Gallery Puzić cordially invites you to the opening of its new exhubition with objects and drawings by Silke Brösskamp, and paintings by Matthias Brock, on Sunday, April 30, 2023 at 5 p.m. in Johannis Strasse 3A, 66111 Saarbrücken.

The new exhibition, Untitled, casts a shadow over contemporary art and its often futile efforts to create moral or political standpoints on cultural climate change or the proclaimed crisis turning points. Art usually fails. And when it escapes into aesthetic forms or revives old genres, such as drawings or still lives (Nature Morte), it is often judged in a derogatory manner, or even disregarded.

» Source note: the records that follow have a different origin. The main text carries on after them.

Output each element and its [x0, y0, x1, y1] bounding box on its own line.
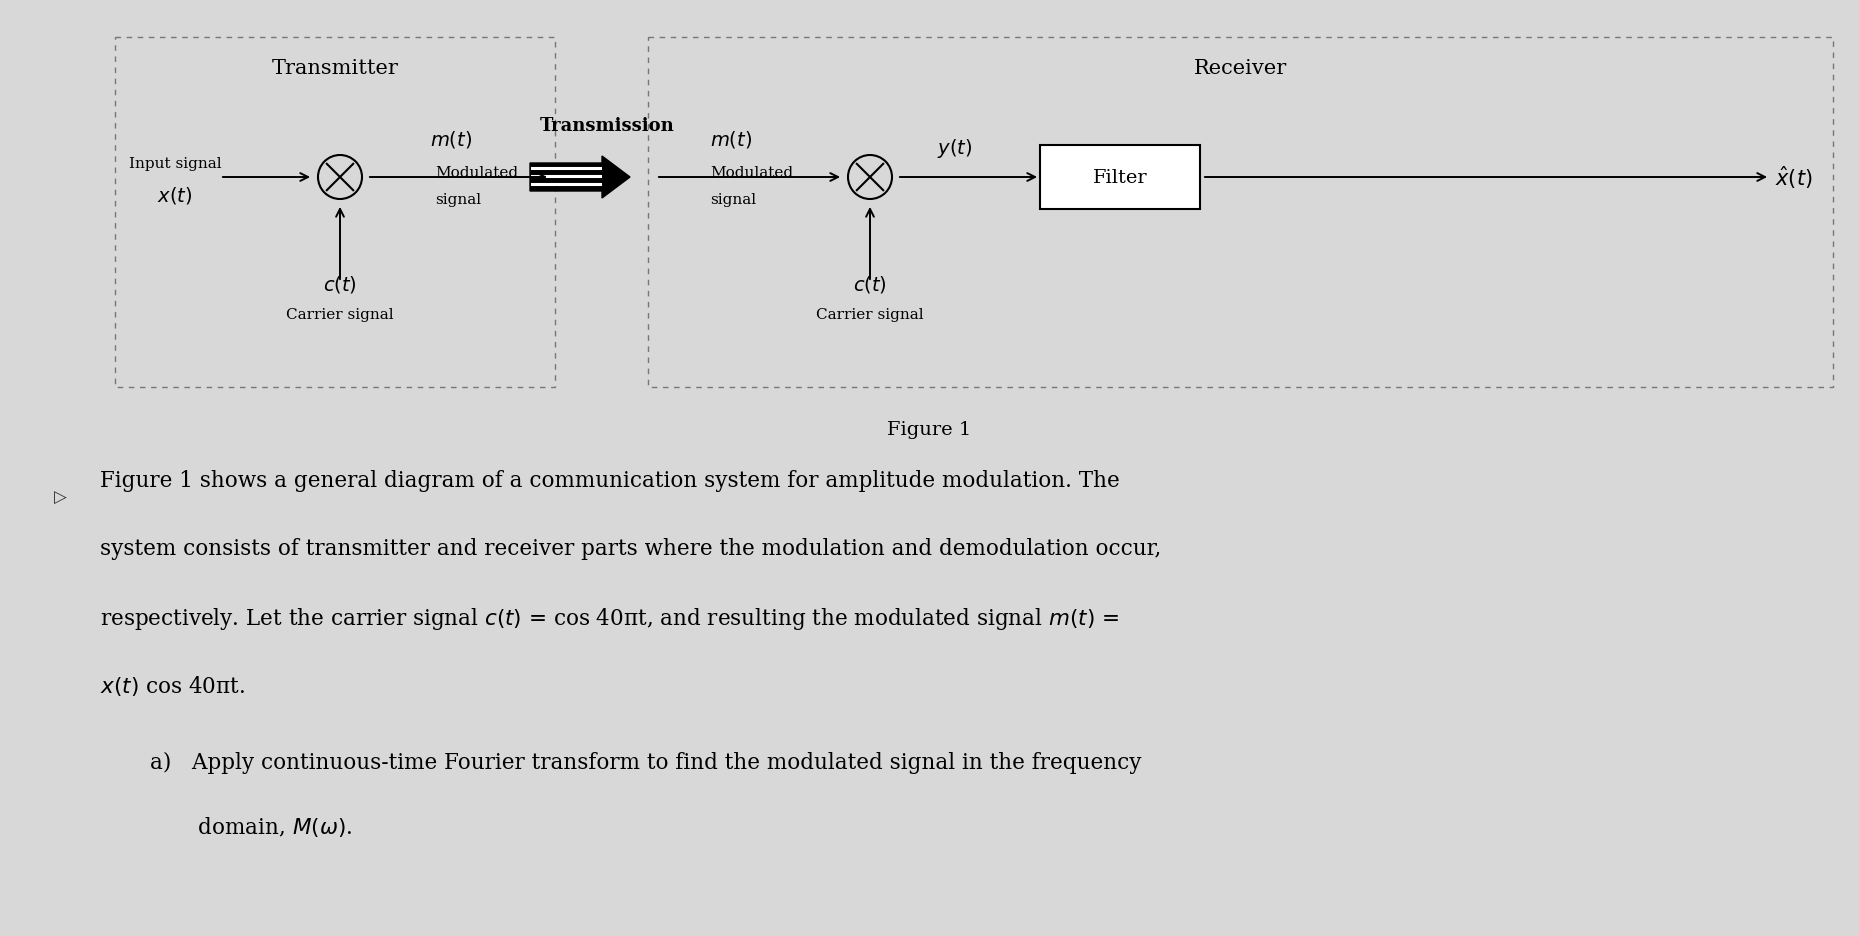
- Text: $x(t)$: $x(t)$: [158, 185, 193, 206]
- Bar: [115, 38, 556, 388]
- Text: domain, $M(\omega)$.: domain, $M(\omega)$.: [151, 814, 351, 838]
- Text: $x(t)$ cos 40πt.: $x(t)$ cos 40πt.: [100, 673, 245, 697]
- Text: Carrier signal: Carrier signal: [816, 308, 924, 322]
- Text: signal: signal: [710, 193, 757, 207]
- Text: $\hat{x}(t)$: $\hat{x}(t)$: [1775, 165, 1813, 191]
- Text: Figure 1: Figure 1: [887, 420, 970, 439]
- Text: $m(t)$: $m(t)$: [429, 129, 472, 151]
- Text: Modulated: Modulated: [435, 166, 519, 180]
- Text: system consists of transmitter and receiver parts where the modulation and demod: system consists of transmitter and recei…: [100, 537, 1162, 560]
- Text: $c(t)$: $c(t)$: [323, 274, 357, 295]
- Text: $c(t)$: $c(t)$: [853, 274, 887, 295]
- Text: respectively. Let the carrier signal $c(t)$ = cos 40πt, and resulting the modula: respectively. Let the carrier signal $c(…: [100, 606, 1119, 631]
- Text: Input signal: Input signal: [128, 157, 221, 170]
- Bar: [649, 38, 1833, 388]
- Text: Transmitter: Transmitter: [271, 58, 398, 78]
- Text: Transmission: Transmission: [539, 117, 675, 135]
- Text: signal: signal: [435, 193, 481, 207]
- Bar: [1039, 146, 1201, 210]
- Text: Figure 1 shows a general diagram of a communication system for amplitude modulat: Figure 1 shows a general diagram of a co…: [100, 470, 1119, 491]
- Text: ▷: ▷: [54, 490, 67, 506]
- Text: Modulated: Modulated: [710, 166, 794, 180]
- Text: Carrier signal: Carrier signal: [286, 308, 394, 322]
- Text: $m(t)$: $m(t)$: [710, 129, 753, 151]
- Text: Receiver: Receiver: [1193, 58, 1286, 78]
- FancyArrow shape: [530, 157, 630, 198]
- Text: $y(t)$: $y(t)$: [937, 137, 972, 159]
- Text: Filter: Filter: [1093, 168, 1147, 187]
- Text: a)   Apply continuous-time Fourier transform to find the modulated signal in the: a) Apply continuous-time Fourier transfo…: [151, 752, 1141, 773]
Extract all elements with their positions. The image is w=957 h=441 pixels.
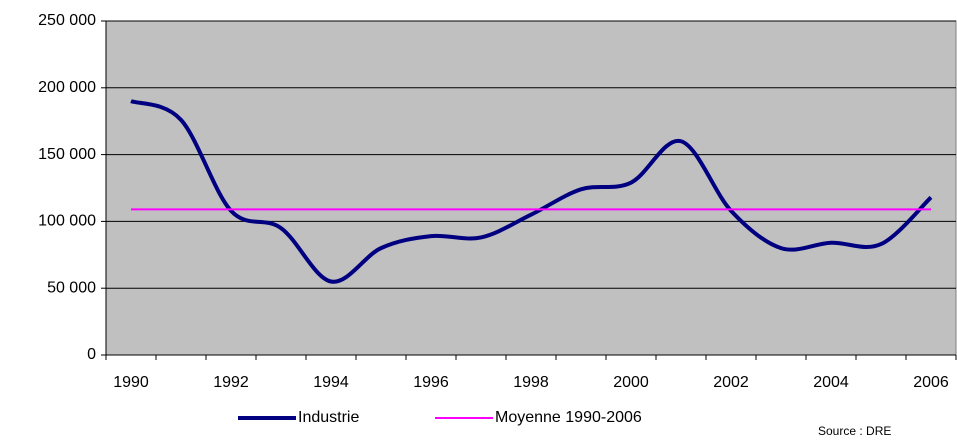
x-tick-label: 1992: [213, 374, 249, 391]
legend-label: Industrie: [298, 409, 359, 426]
x-tick-label: 2004: [813, 374, 849, 391]
y-tick-label: 200 000: [38, 79, 96, 96]
y-tick-label: 50 000: [47, 279, 96, 296]
x-tick-label: 1996: [413, 374, 449, 391]
x-tick-label: 1994: [313, 374, 349, 391]
y-tick-label: 0: [87, 346, 96, 363]
x-tick-label: 2000: [613, 374, 649, 391]
series-line: [130, 99, 933, 284]
y-tick-label: 250 000: [38, 12, 96, 29]
legend-label: Moyenne 1990-2006: [495, 409, 642, 426]
y-tick-label: 100 000: [38, 213, 96, 230]
x-tick-label: 1998: [513, 374, 549, 391]
plot-area: [105, 20, 957, 356]
y-tick-label: 150 000: [38, 146, 96, 163]
source-note: Source : DRE: [818, 424, 891, 438]
x-tick-label: 2002: [713, 374, 749, 391]
x-tick-label: 2006: [913, 374, 949, 391]
x-tick-label: 1990: [113, 374, 149, 391]
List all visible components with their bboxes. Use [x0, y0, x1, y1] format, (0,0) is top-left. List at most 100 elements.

However, one could also classify the exhibited drawings of Silke Brösskamp’s fragile – sad series „I fail to see“ and the overripe, melancholy fruit paintings by Matthias Brock as provocative and highly topical at the same time. Because they turn our gaze to transience and dystopia, they laugh at us as if from afar, from Ernst Jünger’s marble cliffs, they botanize close to the abyss and allow ugly – beautiful brutality as well as biomorphic decay and rottenness to appear sensually tangible. Perhaps they are just pretending to be nature morte, and are vividly reveling in the infertile, filigree, rotten things, drawn out as if forensic artefacts of a mysterious crime scene. Our double exhibition by two artists from North Rhine Westphalia conceals a plea for idiosyncratic phenomena, a lateral thinking in the fog of reason, also a sense lapse, so to speak, because both work cycles also claim something frighteningly fairytale – poisonous stuff in the terrain of our dying forests, in the ruins of capitalism, our formerly opulently decked tables. The fat years are over…

Matthias Brock

Matthias Brock

„Und Früchte will ich kaufen, Früchte, drin das Land noch einmal ist, bis an den Himmel. Denn Das verstandest du: die vollen Früchte. Die legtest du auf Schalen vor dich hin und wogst mit Farben ihre Schwere auf.“

Aus: R. M. Rilke „Requiem (Für eine Freundin)“

These verses poetically dedicated to Paula Modersohn-Becker express what I try to put into my fruit pictures: the quintessence of a country, of a landscape, concentrated, but at the same time large up to the sky; the abundance as a praise of life and the enjoyment of the senses; the heaviness as the weight and significance of the substance, which in its core contains the seed of death as well as of a new beginning.

Silke Brösskamp

Silke Brösskamp

Silke Brösskamp’s site-specific spatial sculptures, objects and serial drawings are always created through the interplay of planning, chance and openness – triggered by everyday observations, films, images, emotional experiences. The series I feel to see reflects her fascination with the beauty and brutality of the destruction of native forests.

Silke Brösskamp studied visual communication, then free art at the art academy in Münster with Reiner Ruthenbeck and as a master student of Kathrina Fritsch. Her works have already been shown in numerous solo and group exhibitions and have received several awards.